The Kentucky Baptist All-State Youth Choir and Orchestra is an 85-voice choir and orchestra comprised of high school students (those having completed grades 9, 10, 11 or 12 as of June 1) selected by audition. Students should be active in the music ministry of a Kentucky Baptist church.
Each summer, the choir meets for a retreat, followed by a tour throughout the state. In 2012, the dates for the retreat and tour are June 24-July 1.
The cost for the retreat and tour is $425 per student, which includes meals, lodging, travel, concert t-shirt and admission to a theme park.
I have had the privilege for over 15 years of working and traveling with the Kentucky Baptist All-State Youth Choir and Orchestra. More importantly, many students from our church have been involved with these ensembles through the years. I believe those students would join me in affirming the impact those groups have had on the spiritual and musical growth of the participants, particularly in understanding how music can be both an expression of our faith and a means of growing in commitment and character.
They would also affirm that the week of rehearsals and performances are full of hard work, new and deepening friendships, great fun, and a sense of God’s presence throughout a busy schedule.
The ASYCO meets in late June at Campbellsville University for a rehearsal retreat that lasts from Sunday evening through Thursday morning. On Thursday morning, the groups hit the road for several performances at churches, senior living facilities, and other venues. Friday is a fun day–either at an amusement park or some other area where the students can relax and enjoy free time and friendship. The week concludes with worship services on Sunday morning and a final concert on Sunday afternoon.

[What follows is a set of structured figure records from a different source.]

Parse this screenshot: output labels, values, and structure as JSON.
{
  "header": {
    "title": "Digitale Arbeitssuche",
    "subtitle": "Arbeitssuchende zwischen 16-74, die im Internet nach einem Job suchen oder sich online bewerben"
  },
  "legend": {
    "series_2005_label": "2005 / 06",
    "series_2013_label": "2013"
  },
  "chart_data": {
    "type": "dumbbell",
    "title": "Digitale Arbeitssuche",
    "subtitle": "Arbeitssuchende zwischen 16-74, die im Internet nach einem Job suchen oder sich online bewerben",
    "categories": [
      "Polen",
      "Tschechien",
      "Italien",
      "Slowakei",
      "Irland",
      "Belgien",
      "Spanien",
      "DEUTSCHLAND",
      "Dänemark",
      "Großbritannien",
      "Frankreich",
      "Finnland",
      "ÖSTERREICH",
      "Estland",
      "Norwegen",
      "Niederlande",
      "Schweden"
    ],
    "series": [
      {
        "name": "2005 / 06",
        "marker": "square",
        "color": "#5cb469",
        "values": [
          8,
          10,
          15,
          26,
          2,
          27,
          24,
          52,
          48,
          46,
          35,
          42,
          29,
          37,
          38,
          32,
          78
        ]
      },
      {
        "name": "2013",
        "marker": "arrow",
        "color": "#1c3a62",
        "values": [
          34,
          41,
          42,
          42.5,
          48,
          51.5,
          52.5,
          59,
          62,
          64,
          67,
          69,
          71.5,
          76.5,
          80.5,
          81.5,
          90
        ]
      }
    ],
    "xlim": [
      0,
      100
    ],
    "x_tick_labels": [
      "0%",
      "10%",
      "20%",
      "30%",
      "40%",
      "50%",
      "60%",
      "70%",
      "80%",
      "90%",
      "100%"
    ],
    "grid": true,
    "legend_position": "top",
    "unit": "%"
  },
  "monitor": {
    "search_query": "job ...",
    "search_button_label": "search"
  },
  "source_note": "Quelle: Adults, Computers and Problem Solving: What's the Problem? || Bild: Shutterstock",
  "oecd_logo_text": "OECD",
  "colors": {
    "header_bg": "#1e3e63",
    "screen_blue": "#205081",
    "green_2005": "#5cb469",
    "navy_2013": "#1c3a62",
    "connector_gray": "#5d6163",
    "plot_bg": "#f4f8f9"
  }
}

Although there is a striving for musical excellence, the primary mission of the All-State groups is to nurture spiritual and musical leadership in students that will carry over into their local church ministries and into their future lives and careers. Many of the students have answered the call to vocational ministry, many are providing a Christian witness as school music teachers, and many more continue to serve Christ in their churches and communities. The lives touched by those alumni are the greatest testimony to the value of this event, and I urge my colleagues around the state to encourage and offer support to their musically inclined high school students so they can reap the rewards of the All State Youth Choir and Orchestra.